Damn Yankees made the Wolverines' uphill struggle on offense an even steeper test
By Kelley King
Henson's adieu was the final episode in a soap opera of an off-season for the Wolverines. In January wideout David Terrell had announced that he was forgoing his senior season to enter the NFL draft, joining Michigan's alltime rushing leader, Anthony Thomas, and four offensive linemen who had used up their eligibility.
The decimated offense now falls heir to sophomore quarterback John Navarre, who started the first four games of last season while Henson was sidelined with a broken right foot. Against Bowling Green and Rice the 6'6", 242-pound Navarre showed great potential, throwing seven touchdown passes and no interceptions. Savvier defenses, however, flustered him. A week after completing only eight of 28 passes in a 23-20 loss to UCLA, he was operating with a 14-7 second-quarter deficit against Illinois when Henson replaced him. Henson jump-started a 35-31 victory, and Navarre got limited playing time the rest of the year. "That was just a taste," says Navarre of his brief stay in the limelight. "This [season] is the whole meal."
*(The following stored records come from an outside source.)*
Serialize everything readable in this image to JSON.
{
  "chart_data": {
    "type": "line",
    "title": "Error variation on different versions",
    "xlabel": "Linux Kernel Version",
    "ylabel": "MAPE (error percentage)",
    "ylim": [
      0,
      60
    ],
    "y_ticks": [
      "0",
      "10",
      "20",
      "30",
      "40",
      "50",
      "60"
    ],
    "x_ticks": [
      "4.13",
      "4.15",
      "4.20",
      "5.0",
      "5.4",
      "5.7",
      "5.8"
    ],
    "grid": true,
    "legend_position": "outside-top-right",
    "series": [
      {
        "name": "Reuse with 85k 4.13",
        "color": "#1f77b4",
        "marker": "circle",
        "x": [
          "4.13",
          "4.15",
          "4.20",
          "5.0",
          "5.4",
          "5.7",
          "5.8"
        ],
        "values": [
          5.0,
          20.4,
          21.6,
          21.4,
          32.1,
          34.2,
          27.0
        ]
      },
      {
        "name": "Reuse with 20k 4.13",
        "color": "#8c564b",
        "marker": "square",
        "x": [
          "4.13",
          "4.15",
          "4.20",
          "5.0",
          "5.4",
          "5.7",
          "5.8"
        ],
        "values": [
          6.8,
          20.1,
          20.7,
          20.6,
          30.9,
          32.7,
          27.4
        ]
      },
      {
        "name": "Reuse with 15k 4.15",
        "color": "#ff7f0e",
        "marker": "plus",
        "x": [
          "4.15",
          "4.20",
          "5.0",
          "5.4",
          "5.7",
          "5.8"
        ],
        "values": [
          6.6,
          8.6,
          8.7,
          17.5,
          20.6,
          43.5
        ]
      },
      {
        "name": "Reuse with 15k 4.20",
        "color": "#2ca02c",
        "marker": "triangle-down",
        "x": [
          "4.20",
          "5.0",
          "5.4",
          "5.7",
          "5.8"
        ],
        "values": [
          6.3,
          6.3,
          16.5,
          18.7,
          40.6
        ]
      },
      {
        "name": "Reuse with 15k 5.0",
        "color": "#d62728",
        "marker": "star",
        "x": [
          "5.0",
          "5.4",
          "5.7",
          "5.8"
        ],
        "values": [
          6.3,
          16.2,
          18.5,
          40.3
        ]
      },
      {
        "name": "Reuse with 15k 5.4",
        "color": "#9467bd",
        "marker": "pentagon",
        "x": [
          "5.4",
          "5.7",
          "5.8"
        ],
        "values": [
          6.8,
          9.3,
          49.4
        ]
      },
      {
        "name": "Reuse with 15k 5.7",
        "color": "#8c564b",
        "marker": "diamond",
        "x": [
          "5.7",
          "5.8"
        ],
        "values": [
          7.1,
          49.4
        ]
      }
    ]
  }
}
He'll have slim pickings without Terrell and Thomas. In their absence, Michigan will turn to sophomore tailback Chris Perry, who rushed for 417 yards on 77 carries last year, and the receiving tandem of Bellamy and senior Marquise Walker. "I expect," says coach Lloyd Carr, "that the offense will get better as the season goes along."
Navarre, who heartened Bellamy and others with a near-flawless practice on the Saturday that Henson made his exit, has been logging extra hours with his receivers to help expedite that process. "Coming out of high school [in Cudahy, Wis., where he was the state's top-ranked quarterback in 1998], I expected to play right away," says Navarre. "Now it's time, and I plan to be ready."